We often talk about the battle that plays out in the markets between the speculators and the commercial traders but, rarely do we see it as symmetrically as it has appeared over the last six weeks in the soybean market. Over this period, commercial traders have sold more than 125k contracts. Meanwhile, large speculators have purchased 161k contracts. Briefly, it’s important to understand where we are in the planting cycle. Soybeans and corn battle for acreage every spring as farmers determine which crop is most likely to create the most profit for their operation. What we have here is the fight between farmers selling forward production at prices at which they know they’ll be profitable versus speculators jumping the gun on a spring rally.
We’re not weather predictors so, we don’t know what El Nino has in mind beyond the expectedly cool spring. What we do know is that farmers’ consensus is beans above $9 are a good sell and beans at $9.50 are a great sell. Looking at the included chart, you’ll see two important factors working in harmony in panes 4 and 5. Pane 4 plots the net commercial position (longs – shorts). Pane 5 plots the total position for the markets’ players. Notice that the commercial position has grown much faster than the speculative position and that commercial traders have been net sellers over the last six weeks. Commercial traders have accumulated their largest total position since July of 2012 when they were net short more than 260k contracts. This is the kind of action we mean when we talk about quantifying commercial traders’ behavior at a given price level being at least as important as some of the other more readily accessible COT metrics.
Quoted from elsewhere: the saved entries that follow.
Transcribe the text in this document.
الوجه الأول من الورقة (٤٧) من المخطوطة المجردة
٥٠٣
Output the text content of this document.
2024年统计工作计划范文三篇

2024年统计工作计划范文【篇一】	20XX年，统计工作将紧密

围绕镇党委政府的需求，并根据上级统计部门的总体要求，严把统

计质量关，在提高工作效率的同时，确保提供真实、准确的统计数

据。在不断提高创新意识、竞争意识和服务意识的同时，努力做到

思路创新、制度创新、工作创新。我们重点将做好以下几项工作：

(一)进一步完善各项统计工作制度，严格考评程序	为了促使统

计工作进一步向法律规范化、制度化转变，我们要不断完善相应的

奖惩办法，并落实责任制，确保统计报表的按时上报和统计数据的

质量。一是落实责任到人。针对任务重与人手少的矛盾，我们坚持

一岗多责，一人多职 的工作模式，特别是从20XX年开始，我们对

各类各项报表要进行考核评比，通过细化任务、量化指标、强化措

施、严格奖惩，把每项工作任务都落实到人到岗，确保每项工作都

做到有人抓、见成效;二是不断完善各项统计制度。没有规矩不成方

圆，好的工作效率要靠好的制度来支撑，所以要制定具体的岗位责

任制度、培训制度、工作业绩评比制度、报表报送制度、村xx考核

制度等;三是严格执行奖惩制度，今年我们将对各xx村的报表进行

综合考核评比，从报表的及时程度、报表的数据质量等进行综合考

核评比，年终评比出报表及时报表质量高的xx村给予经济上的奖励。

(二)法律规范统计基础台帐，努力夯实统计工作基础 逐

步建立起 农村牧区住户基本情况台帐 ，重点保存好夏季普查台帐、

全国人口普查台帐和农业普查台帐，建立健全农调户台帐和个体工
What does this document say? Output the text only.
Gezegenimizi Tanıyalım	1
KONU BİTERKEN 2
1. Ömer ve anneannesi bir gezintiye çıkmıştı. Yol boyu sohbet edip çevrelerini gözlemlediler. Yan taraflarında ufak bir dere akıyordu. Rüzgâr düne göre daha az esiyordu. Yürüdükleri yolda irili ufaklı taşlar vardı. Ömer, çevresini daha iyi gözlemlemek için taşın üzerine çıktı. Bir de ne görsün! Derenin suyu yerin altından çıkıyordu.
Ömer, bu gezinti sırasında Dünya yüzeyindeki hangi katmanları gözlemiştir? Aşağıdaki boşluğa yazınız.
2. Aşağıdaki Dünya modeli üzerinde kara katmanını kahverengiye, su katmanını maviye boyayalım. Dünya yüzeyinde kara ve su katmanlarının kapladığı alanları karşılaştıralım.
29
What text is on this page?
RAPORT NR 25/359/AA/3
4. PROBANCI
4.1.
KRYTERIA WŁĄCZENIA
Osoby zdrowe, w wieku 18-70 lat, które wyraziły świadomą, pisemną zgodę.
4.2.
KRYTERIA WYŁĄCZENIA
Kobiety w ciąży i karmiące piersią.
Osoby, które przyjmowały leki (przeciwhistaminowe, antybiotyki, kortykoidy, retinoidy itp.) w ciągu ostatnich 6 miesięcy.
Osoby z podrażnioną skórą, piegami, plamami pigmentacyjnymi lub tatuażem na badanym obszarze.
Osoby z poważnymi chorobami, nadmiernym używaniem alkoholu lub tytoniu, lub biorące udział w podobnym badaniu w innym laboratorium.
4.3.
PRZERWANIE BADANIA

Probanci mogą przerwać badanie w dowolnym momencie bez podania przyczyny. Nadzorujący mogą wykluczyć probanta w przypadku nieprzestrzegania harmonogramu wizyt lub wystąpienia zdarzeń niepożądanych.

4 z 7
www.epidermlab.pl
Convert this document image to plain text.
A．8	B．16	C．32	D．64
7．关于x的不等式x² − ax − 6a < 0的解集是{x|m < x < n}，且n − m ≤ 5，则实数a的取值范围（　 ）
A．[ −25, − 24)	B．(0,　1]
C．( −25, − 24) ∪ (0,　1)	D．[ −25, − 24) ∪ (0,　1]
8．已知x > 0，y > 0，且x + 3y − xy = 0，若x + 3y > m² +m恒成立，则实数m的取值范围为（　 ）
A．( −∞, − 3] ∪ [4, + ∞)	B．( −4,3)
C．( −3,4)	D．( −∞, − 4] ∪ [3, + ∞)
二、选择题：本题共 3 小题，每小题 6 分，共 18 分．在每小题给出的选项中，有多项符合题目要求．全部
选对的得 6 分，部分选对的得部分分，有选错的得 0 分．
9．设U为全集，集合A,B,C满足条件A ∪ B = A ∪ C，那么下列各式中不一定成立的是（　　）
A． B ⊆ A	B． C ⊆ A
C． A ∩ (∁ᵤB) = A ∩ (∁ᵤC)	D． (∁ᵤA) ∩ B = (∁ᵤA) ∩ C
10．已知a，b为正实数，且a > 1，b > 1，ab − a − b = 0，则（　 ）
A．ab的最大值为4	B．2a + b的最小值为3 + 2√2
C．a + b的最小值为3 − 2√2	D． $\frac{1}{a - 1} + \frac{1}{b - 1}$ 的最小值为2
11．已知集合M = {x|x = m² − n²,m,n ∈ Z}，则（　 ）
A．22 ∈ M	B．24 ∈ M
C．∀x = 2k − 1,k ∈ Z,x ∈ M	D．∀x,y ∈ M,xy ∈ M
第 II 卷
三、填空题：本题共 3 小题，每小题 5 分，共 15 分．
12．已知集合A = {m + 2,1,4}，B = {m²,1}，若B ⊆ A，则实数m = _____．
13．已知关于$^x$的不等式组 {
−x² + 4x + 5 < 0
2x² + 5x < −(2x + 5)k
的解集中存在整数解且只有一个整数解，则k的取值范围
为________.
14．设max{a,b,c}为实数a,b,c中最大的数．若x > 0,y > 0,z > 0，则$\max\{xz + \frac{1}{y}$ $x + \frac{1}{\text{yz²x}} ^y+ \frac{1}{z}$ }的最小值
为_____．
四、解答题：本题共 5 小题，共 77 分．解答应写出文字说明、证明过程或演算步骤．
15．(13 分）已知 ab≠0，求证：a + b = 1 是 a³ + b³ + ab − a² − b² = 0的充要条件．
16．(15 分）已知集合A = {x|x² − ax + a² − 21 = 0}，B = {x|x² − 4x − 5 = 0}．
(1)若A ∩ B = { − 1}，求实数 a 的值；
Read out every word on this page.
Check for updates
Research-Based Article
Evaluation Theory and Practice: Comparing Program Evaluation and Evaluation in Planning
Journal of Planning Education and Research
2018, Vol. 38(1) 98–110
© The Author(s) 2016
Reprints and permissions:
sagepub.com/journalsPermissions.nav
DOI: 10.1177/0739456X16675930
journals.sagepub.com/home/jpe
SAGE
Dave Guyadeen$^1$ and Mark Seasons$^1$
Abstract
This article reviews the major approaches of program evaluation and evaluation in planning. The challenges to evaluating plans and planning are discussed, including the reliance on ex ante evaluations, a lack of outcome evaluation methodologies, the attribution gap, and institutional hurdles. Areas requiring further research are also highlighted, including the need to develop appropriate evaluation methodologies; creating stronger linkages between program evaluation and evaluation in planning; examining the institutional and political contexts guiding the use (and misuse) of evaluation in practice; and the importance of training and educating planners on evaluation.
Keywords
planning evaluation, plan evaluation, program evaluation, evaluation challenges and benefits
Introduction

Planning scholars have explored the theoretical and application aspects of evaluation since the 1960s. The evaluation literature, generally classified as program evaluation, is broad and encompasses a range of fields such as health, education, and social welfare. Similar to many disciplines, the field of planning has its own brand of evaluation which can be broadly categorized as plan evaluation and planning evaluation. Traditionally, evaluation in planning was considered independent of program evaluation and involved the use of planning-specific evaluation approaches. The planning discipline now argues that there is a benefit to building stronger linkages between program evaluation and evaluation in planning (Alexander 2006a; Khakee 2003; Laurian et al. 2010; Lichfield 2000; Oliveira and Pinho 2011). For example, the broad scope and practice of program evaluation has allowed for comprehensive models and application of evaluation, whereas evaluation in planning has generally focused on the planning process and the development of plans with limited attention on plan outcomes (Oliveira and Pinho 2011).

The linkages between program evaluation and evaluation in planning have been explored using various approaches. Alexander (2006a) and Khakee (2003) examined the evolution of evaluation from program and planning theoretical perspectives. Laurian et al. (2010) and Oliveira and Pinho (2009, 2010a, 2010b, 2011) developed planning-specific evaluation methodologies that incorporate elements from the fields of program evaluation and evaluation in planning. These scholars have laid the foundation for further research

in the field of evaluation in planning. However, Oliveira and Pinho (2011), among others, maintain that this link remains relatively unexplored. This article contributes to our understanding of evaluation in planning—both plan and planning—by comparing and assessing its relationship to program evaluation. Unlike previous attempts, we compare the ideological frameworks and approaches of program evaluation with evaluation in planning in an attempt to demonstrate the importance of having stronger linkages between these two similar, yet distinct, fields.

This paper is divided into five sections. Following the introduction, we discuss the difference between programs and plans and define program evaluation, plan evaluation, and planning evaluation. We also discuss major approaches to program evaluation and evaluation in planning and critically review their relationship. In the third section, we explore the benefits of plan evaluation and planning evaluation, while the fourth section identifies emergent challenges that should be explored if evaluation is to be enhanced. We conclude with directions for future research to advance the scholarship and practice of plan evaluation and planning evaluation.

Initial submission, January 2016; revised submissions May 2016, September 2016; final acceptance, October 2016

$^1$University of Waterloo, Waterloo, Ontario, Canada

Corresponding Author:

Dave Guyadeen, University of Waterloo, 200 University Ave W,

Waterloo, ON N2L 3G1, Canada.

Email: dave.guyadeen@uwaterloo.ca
We fully expect forward selling of soybeans to intensify rapidly if prices trade much higher. As it is, the commercial producers are already the happiest they’ve been with prices received since 2012. Furthermore, we feel the growing total position on top of a small net position is a reflection of anecdotal evidence regarding beans in the bin finally finding their way to market. Therefore, we’re selling soybean futures. Our mechanical program issued a sell signal Sunday night while our discretionary program is armed, cocked and waiting to pull the trigger, as shown in the chart.